Many of us support the effort to bring greater transparency to what occurred on January 6 and these hearings have offered a great deal of important new information. Indeed, it has proven gut-wrenching in the accounts of lawyers and staff trying to combat baseless theories and to protect the constitutional process.
Yet, the heavy-handed approach to framing the evidence by the Committee was both unnecessary and at times counterproductive. The strength of some of this evidence would not have been diminished by a more balanced committee or investigation.
We previously discussed the highly scripted and entirely one-sided presentation of evidence by the Committee. Indeed, witnesses were primarily used to present what Speaker Nancy Pelosi (Kalif.) referred to as “the narrative” where their prior videotaped testimony was shown, and they were given narrow follow-up questions. They at times seemed more like props than witnesses - called effectively to recite prior statements between well-crafted, impactful video clips. It had the feel of a news package, which may be the result of the decision to bring in a former ABC executive to produce the hearings.
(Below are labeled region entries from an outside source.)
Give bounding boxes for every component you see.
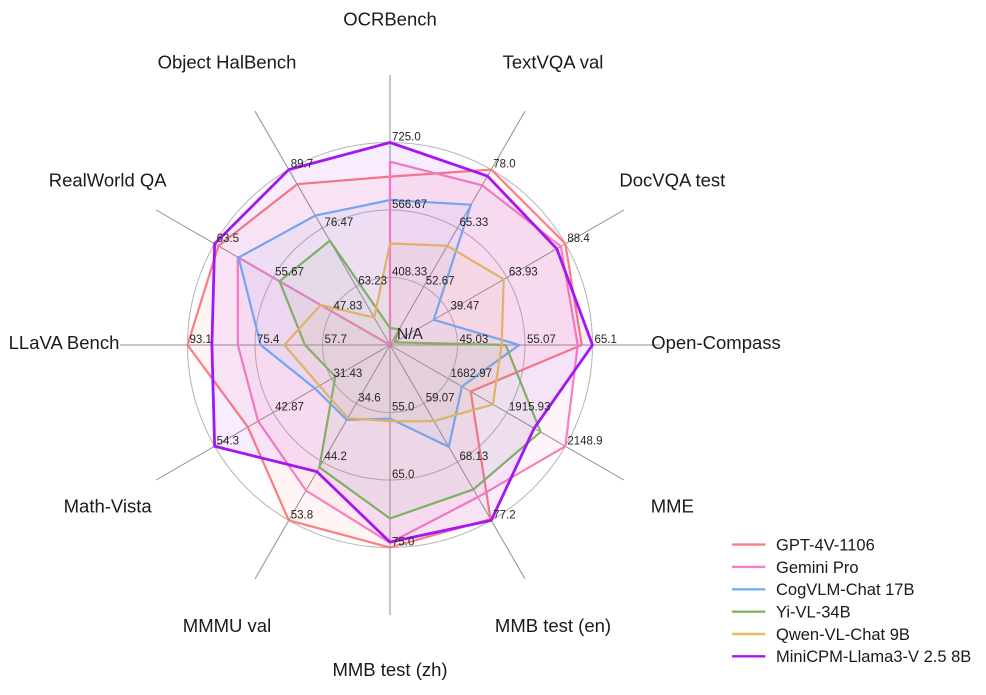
svg-text:566.67: 566.67 [392, 199, 427, 211]
svg-text:65.0: 65.0 [392, 469, 414, 481]
svg-text:55.67: 55.67 [275, 267, 304, 279]
svg-text:53.8: 53.8 [291, 509, 313, 521]
svg-text:OCRBench: OCRBench [343, 9, 437, 30]
svg-text:59.07: 59.07 [426, 392, 455, 404]
svg-text:Qwen-VL-Chat 9B: Qwen-VL-Chat 9B [776, 626, 910, 644]
svg-text:725.0: 725.0 [392, 132, 421, 144]
svg-text:1682.97: 1682.97 [450, 368, 492, 380]
svg-text:54.3: 54.3 [217, 435, 239, 447]
svg-text:88.4: 88.4 [567, 233, 590, 245]
svg-text:LLaVA Bench: LLaVA Bench [9, 332, 120, 353]
svg-text:2148.9: 2148.9 [567, 435, 602, 447]
svg-text:TextVQA val: TextVQA val [503, 52, 604, 73]
svg-text:Gemini Pro: Gemini Pro [776, 559, 859, 577]
svg-text:42.87: 42.87 [275, 402, 304, 414]
svg-text:93.1: 93.1 [190, 334, 212, 346]
svg-text:Math-Vista: Math-Vista [64, 496, 153, 517]
svg-text:55.0: 55.0 [392, 402, 414, 414]
svg-text:DocVQA test: DocVQA test [619, 170, 725, 191]
svg-text:MiniCPM-Llama3-V 2.5 8B: MiniCPM-Llama3-V 2.5 8B [776, 648, 971, 666]
svg-text:52.67: 52.67 [426, 276, 455, 288]
svg-text:GPT-4V-1106: GPT-4V-1106 [776, 536, 875, 554]
svg-text:63.23: 63.23 [358, 276, 387, 288]
svg-text:44.2: 44.2 [325, 451, 347, 463]
svg-text:MMB test (en): MMB test (en) [495, 615, 611, 636]
svg-text:63.93: 63.93 [509, 267, 538, 279]
svg-text:408.33: 408.33 [392, 267, 427, 279]
svg-text:47.83: 47.83 [334, 300, 363, 312]
svg-text:MME: MME [651, 496, 694, 517]
svg-text:76.47: 76.47 [325, 217, 354, 229]
svg-text:75.4: 75.4 [257, 334, 280, 346]
svg-text:Open-Compass: Open-Compass [651, 332, 781, 353]
svg-text:39.47: 39.47 [450, 300, 479, 312]
svg-text:Yi-VL-34B: Yi-VL-34B [776, 603, 851, 621]
svg-text:MMMU val: MMMU val [183, 615, 271, 636]
svg-text:RealWorld QA: RealWorld QA [49, 170, 168, 191]
svg-text:CogVLM-Chat 17B: CogVLM-Chat 17B [776, 581, 915, 599]
svg-text:1915.93: 1915.93 [509, 402, 551, 414]
svg-text:63.5: 63.5 [217, 233, 239, 245]
svg-text:68.13: 68.13 [460, 451, 489, 463]
svg-text:78.0: 78.0 [493, 159, 515, 171]
svg-text:MMB test (zh): MMB test (zh) [332, 659, 447, 680]
svg-text:57.7: 57.7 [325, 334, 347, 346]
svg-text:55.07: 55.07 [527, 334, 556, 346]
svg-text:31.43: 31.43 [334, 368, 363, 380]
svg-text:Object HalBench: Object HalBench [158, 52, 297, 73]
svg-text:89.7: 89.7 [291, 159, 313, 171]
svg-text:45.03: 45.03 [460, 334, 489, 346]
svg-text:65.33: 65.33 [460, 217, 489, 229]
svg-text:65.1: 65.1 [595, 334, 617, 346]
svg-text:77.2: 77.2 [493, 509, 515, 521]
svg-text:N/A: N/A [397, 326, 424, 343]
svg-text:75.0: 75.0 [392, 537, 414, 549]
svg-text:34.6: 34.6 [358, 392, 380, 404]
That framing led to glaring omissions. The Committee routinely edited videotapes and crafted presentations to eliminate alternative explanations or opposing viewpoints like repeatedly editing out Trump telling his supporters to go to the Capitol peacefully.
What is striking was that offering a more balanced account, including allowing the Republicans to appoint their own members (in accordance with long-standing tradition), would not have lessened much of this stunning testimony. Yet, allowing Republicans to pick their members (yes, including Rep. Jim Jordan (Ohio)) would have prevented allegations of a highly choreographed show trial. It would have added credibility to the process.
If the Committee had a single member with a dissenting or even skeptical viewpoint, testimony on issues like the fight in the presidential limo could have been challenged before it was thrown before the world.
That was clearly not in the interests of the January 6 Committee or media, which eagerly spread this false account.